- Człowiek, którego media tytułują Wróżką Zębuszką jest naszym pracownikiem, zarządza naszym portfelem inwestycyjnym, wygrywał niejednokrotnie wiele konkursów i jesteśmy zadowoleni z jego pracy, a spółki, w które inwestował, nie dotyczą afery taśmowej - powiedział biznesmen Marek Falenta.
Falenta usłyszał w ubiegłym tygodniu zarzuty w sprawie współudziału przy nielegalnych podsłuchach, których treść publikował tygodnik "Wprost". Tymczasem "Gazeta Wyborcza", rozważając scenariusze afery podsłuchowej, przekierowuje podejrzenia o zlecenie podsłuchów z Falenty na biznesmena, który w sieci występuje pod pseudonimem "Wróżka Zębuszka".
Falenta odniósł się do tych doniesień, potwierdzając, że biznesmen rzeczywiście dla niego pracuje, ale nie ma nic wspólnego z aferą taśmową.
- Człowiek, którego media tytułują Wróżką Zębuszką jest naszym pracownikiem, zarządza naszym portfelem inwestycyjnym, wygrywał niejednokrotnie wiele konkursów, jesteśmy zadowoleni z jego pracy, a spółki, w które inwestował, nie dotyczą afery taśmowej - powiedzial Falenta.
- Zaprzeczam kategorycznie, że lansuję jakąkolwiek hipotezę związaną z moim udziałem w aferze taśmowej. Odpowiadam jedynie na pytania dziennikarzy, którzy widocznie wiedzą więcej, niż ja. Pierwsza z tych hipotez, czyli wątek zemsty za sprawę składów węgla.pl powstał, gdy byłem w areszcie - wyjaśnił.
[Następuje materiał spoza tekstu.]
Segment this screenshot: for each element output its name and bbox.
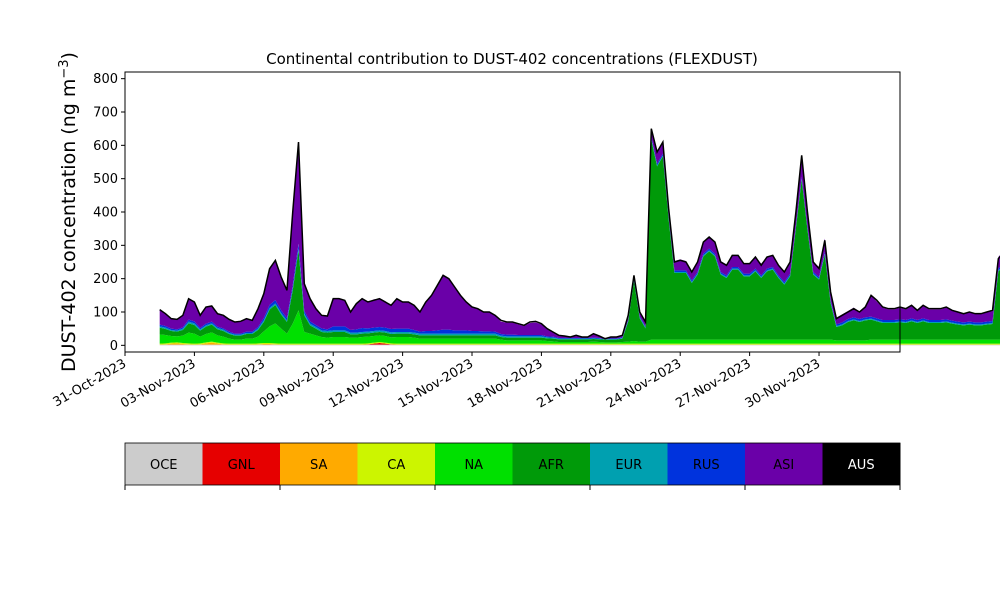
area-series-na [159, 310, 1000, 344]
x-tick-label: 15-Nov-2023 [396, 356, 476, 411]
x-tick-label: 18-Nov-2023 [465, 356, 545, 411]
y-tick-label: 700 [93, 106, 118, 121]
legend-swatch-aus [822, 443, 901, 485]
legend-label-afr: AFR [539, 458, 564, 473]
legend-swatch-gnl [202, 443, 281, 485]
x-tick-label: 09-Nov-2023 [257, 356, 337, 411]
y-axis: 0 100 200 300 400 500 600 700 800 [93, 72, 125, 354]
legend-swatch-rus [667, 443, 746, 485]
x-tick-label: 12-Nov-2023 [326, 356, 406, 411]
legend-label-oce: OCE [150, 458, 178, 473]
y-tick-label: 500 [93, 172, 118, 187]
y-axis-label-close: ) [58, 52, 80, 59]
area-series-gnl [159, 343, 1000, 345]
y-axis-label-exponent: −3 [57, 59, 72, 78]
y-tick-label: 600 [93, 139, 118, 154]
legend-swatch-asi [745, 443, 823, 485]
colorbar-legend: OCE GNL SA CA NA AFR EUR RUS ASI AUS [124, 442, 901, 490]
area-series-ca [159, 341, 1000, 345]
x-axis: 31-Oct-202303-Nov-202306-Nov-202309-Nov-… [51, 352, 823, 411]
y-tick-label: 400 [93, 206, 118, 221]
y-tick-label: 300 [93, 239, 118, 254]
y-tick-label: 100 [93, 306, 118, 321]
y-tick-label: 0 [110, 339, 118, 354]
area-series-asi [159, 129, 1000, 339]
legend-swatch-oce [125, 443, 203, 485]
y-tick-label: 200 [93, 272, 118, 287]
area-series-afr [159, 139, 1000, 343]
legend-swatch-na [435, 443, 513, 485]
legend-label-sa: SA [310, 458, 327, 473]
x-tick-label: 06-Nov-2023 [188, 356, 268, 411]
legend-label-asi: ASI [773, 458, 794, 473]
legend-swatch-eur [590, 443, 668, 485]
legend-swatch-ca [357, 443, 436, 485]
legend-label-gnl: GNL [228, 458, 256, 473]
x-tick-label: 03-Nov-2023 [118, 356, 198, 411]
total-outline-line [159, 128, 1000, 340]
legend-label-rus: RUS [693, 458, 720, 473]
y-tick-label: 800 [93, 72, 118, 87]
area-series-oce [159, 344, 1000, 346]
legend-label-aus: AUS [848, 458, 875, 473]
legend-swatch-sa [280, 443, 358, 485]
legend-swatch-afr [512, 443, 591, 485]
legend-frame [124, 442, 901, 486]
y-axis-label-main: DUST-402 concentration (ng m [58, 79, 80, 372]
x-tick-label: 21-Nov-2023 [535, 356, 615, 411]
legend-label-ca: CA [387, 458, 405, 473]
chart-title: Continental contribution to DUST-402 con… [266, 50, 758, 68]
legend-label-na: NA [464, 458, 483, 473]
x-tick-label: 27-Nov-2023 [673, 356, 753, 411]
x-tick-label: 24-Nov-2023 [604, 356, 684, 411]
y-axis-label: DUST-402 concentration (ng m−3) [57, 52, 80, 372]
area-layers [159, 129, 1000, 346]
legend-label-eur: EUR [615, 458, 642, 473]
x-tick-label: 30-Nov-2023 [743, 356, 823, 411]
- Ciekawe, że po ogłoszeniu, że chcę sprzedać jedną z moich spółek, nagle okazało się, że wątek zemsty na organach ścigania w składach węgla jest już nieaktualny, a teraz rzekomo miałbym zarabiać nielegalnie na giełdzie. Zaraz pewnie okaże się, że miałem sciągać na maturze - oburzał się milioner.
Po raz kolejny powiedział, że jest niewinny i zadał kłam mówieniu, że politykó II RP podsłuchiwano na jego zlecenie.